Actually, on the lapine front, I did spot one bun on Friday afternoon, down the eastern side of the hill - but, stupidly, I disregarded the prime directive of wildlife photography: always be prepared. ^_^; I'd been aiming for a bit further downhill, in some open fields, which seemed like possible candidates for bun photography, and where I'd seen one previously, though briefly. So, there I was, sauntering down the hillside, and noticed something. I stopped, looked around, couldn't see anything.. look around further, and spotted a fuzzy grey bun, looking most unsure about the situation, only perhaps 15' away from me.

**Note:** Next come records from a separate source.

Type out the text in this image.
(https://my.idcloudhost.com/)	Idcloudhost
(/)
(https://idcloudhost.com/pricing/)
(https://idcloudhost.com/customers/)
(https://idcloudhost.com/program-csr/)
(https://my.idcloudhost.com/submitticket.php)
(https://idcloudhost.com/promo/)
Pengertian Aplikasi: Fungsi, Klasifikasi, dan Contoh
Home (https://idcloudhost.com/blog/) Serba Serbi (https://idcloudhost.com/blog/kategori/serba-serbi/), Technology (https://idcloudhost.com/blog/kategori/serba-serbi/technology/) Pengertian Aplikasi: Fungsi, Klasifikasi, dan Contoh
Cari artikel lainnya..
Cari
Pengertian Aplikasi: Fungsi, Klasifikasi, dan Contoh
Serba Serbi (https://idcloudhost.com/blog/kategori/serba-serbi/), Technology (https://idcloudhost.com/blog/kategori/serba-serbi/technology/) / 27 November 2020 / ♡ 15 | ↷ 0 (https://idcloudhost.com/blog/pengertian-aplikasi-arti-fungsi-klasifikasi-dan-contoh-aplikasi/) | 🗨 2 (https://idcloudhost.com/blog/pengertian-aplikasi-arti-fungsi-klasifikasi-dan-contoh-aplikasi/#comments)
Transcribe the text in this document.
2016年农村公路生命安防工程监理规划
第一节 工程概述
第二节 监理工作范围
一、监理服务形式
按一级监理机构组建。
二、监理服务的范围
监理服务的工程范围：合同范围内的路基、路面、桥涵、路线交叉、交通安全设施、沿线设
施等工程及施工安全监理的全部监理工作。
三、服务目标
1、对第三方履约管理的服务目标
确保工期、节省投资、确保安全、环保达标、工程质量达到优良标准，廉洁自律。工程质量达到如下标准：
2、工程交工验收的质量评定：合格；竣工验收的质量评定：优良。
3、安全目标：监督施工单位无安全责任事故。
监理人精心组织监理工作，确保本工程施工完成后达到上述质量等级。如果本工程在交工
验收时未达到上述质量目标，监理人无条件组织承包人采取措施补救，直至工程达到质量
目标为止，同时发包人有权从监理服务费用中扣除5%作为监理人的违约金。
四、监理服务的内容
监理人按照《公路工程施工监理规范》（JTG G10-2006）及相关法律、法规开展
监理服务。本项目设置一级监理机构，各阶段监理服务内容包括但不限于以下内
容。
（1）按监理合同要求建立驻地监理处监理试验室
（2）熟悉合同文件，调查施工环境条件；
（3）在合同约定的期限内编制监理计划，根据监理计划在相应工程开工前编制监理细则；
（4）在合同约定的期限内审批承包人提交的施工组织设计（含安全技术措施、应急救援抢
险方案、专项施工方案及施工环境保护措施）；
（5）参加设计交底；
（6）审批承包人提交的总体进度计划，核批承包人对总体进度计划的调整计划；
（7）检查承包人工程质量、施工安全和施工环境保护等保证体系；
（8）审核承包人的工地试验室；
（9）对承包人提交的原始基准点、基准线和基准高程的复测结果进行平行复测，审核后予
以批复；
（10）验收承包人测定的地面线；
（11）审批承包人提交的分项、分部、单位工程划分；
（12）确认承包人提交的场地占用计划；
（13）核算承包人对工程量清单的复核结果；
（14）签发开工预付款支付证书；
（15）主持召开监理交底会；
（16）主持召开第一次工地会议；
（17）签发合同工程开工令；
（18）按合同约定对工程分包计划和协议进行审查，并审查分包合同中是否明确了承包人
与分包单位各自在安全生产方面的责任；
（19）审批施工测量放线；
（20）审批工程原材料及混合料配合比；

I could've tried getting a shot with the Tamron already attached, but I suspect even that activity, just getting the camera out of the bag, lens cap off, would've been enough cause for them to seek a quieter spot. By the time I got the Nikkor on, they'd made good their escape. Still, given buns don't tend to maintain broad territories, perhaps it'll be worthwhile revisiting. Definitely a pity, as the light and distance might've made for quite a nice shot - I'd have been so pleased to finally get a good daylight bunpic here!

(Still, the nice shot or two from the previous locale last weekend helped a good deal. ^_^ The two I saw were only in evidence as I arrived, not returning before I left, but just to know they're still around gave me some reassurance. Small lives, perhaps, but enthusiastic and vivid ones)
If I went to one of those stock-photo sites and saw that squirrel pic, I would have thought "staged".  It's just too perfect!
*giggle* I was amazed I could find a clear slot through all the tiny branches, and not scare them off in the process of (to me) quietly angling around, but they seemed more interested in the munchable than me, which I have no problem with. ^_^

A little closer, and unfortunately, they did decide to scoot - but, I'm thankful they let me so close, and I hope I didn't disturb their repast overly.

There's such wonder to behold in the natural world. It's that that I hope to convey, once I finally open the store this Spring - not just rabbits, but rabbits living their lives, as confusing and amazing as they are.